I was raised in church. Ever since I was a teenager, if you’d asked me what the gospel is, I’d have given you an accurate recitation of protestant doctrine about “salvation by faith in Christ alone, not based on any works I do or don’t do.” 

 

But I lived for decades of my Christian life chained to an invisible rubber band. Picture a giant stake drilled into the ground and attached to it is an enormous rubber band, or bungee cord kind of thing, the opposite end of which is attached to a harness around my whole body. On a regular basis I would pray and ask God for my “mission” or “calling.” Then I’d get a great idea, build up a big head of steam and then run as hard as I could toward the horizon in what seemed like the right direction at the time. But no matter which direction I picked or how hard I ran, eventually, inevitably, the rubber band would get so tight, so hard to pull, that sooner or later, it would snap me back. I’d find myself sitting on my wounded backside, and my deflated pride, wondering why I was still so lonely, such a failure at anything that really mattered. Had I misunderstood God? Did I not pick the right direction? Was He not happy with me? Did He think I was hopeless, too!? 

 

All around me I heard stories of the ones He had picked. The ones who got to be there when the miracle happened!

 

Every time I hit this place, I went back to my prayer closet and cried out to God for guidance and direction, and every time He said, “Be still, and know that I AM God.” I thought I understood. I thought what He wanted was more time with me. He would bless my efforts if I was rooted and grounded enough in my time with Him. So I started getting up at 4am to spend hours in prayer before my day started. 

 

It seemed very biblical. Keep the first thing first, and God will bless everything you do. Jesus spent hours alone with God. So as long as I kept an eye on my priorities, didn’t lose sight of my relationship with God in the serving then surely He would make my life successful and meaningful, right? Isn’t that a promise in the Bible somewhere?

 

Actually, no. 

 

I clearly remember the day my rubber band broke. It was the best, worst day I could have had. I was already very discouraged and stretched very thin by my perceived failures, and need for validation, but I was on a mission trip to a summer camp for inner city kids that I didn’t actually want to go on in the first place, but I couldn’t say “No,” because “What would Jesus do?” He wouldn’t say no to poor children, would He? 

 

Anyway, one kid had an argument with another and ran back to the cabin to hide. I went to try to talk the child into coming out and rejoining the group. I had been trying to coax the child out for a while and doing ok building rapport, but she didn’t want to see the other camper ever again, so someone asked another counsellor to give it a try. This young 19 year old girl comes in, talks to our camper for 3 minutes and then they walk off hand and hand to rejoin the group.
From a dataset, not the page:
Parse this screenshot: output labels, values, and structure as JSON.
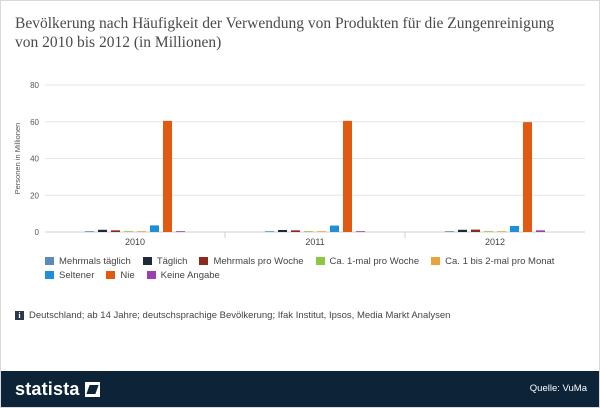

My rubber band broke.

 

It may sound silly and even childish that that was the straw that broke this camel, but after years of running myself ragged trying to earn enough brownie points to convince God to pick me for His kickball team, striking out again was the day I quit the game.

 

Something in me literally broke. The will to try again died that day, and as painful as it was to feel that sense of uselessness and failure, it was the beginning of my greatest freedom and success.

 

See, Jesus did spend hours alone with God, but not because He had to, but because God is delightful! Jesus wasn’t successful in His “kingdom work” because He spent enough time with God to make Him powerful and blessed. His time with God was His time in the kingdom. His time at home. Because He had it and felt the peace of it, He was free to love us enough to leave it for hours at a time, so we could get a taste of it. We taste the kingdom when we’re with Him, because He’s so steeped in it that we smell it on His clothes and in His hair!

 

I don’t have anything driving me to my quiet times in the morning any more. And sometimes, I sleep. After my rubber bands broke, I slept a lot! I needed it. I also don’t have guilt standing over me about all the people I’m not serving either. For the first time, I’m free. I still ask God sometimes, what He wants me to do, but I also “hear” Him when He says, “What would you like to do?”

 

It’s a little scary. I can decide who I love, what my passions are, where I want to invest my time. He loves me. He wants me to be me. I don’t have to do anything, I can choose to follow Jesus into loving and serving others. But I can also choose to watch tv, or read a book, or do nothing.

 

After my rubber bands broke,  I realized a lot of what I was doing before, hoping God was keeping good records, wasn’t really done in love or out of service. It was done for me. When I didn’t need those things any more, I saw how little I really love, and how immature and undisciplined I can be. For a while I didn’t do much of anything, and I thought a lot about myself. But it was the beginning.

 

We have come to know and have believed the love which God has for us. God is love, and the one who remains in love remains in God, and God remains in him. 17 By this, love is perfected with us, so that we may have confidence in the day of judgment; because as He is, we also are in this world. 18 There is no fear in love, but perfect love drives out fear, because fear involves punishment, and the one who fears is not perfected in love. 19 We love, because He first loved us. (1 John 4:16-19)

 

God’s love was always with me, but I did not have “ears to hear it,” because of my own flawed understanding of love, but once my rubber bands broke, then I could hear and see and taste and smell His love for me! It’s His love that set me free. Then, from that freedom- with no fear of disapproval or punishment for failing to love, I was finally free to choose to love, or to not love someone else. 

 

First comes freedom. Then, if we choose it, comes the growth that leads to spiritual maturity. But we never really begin to live, until we’re free!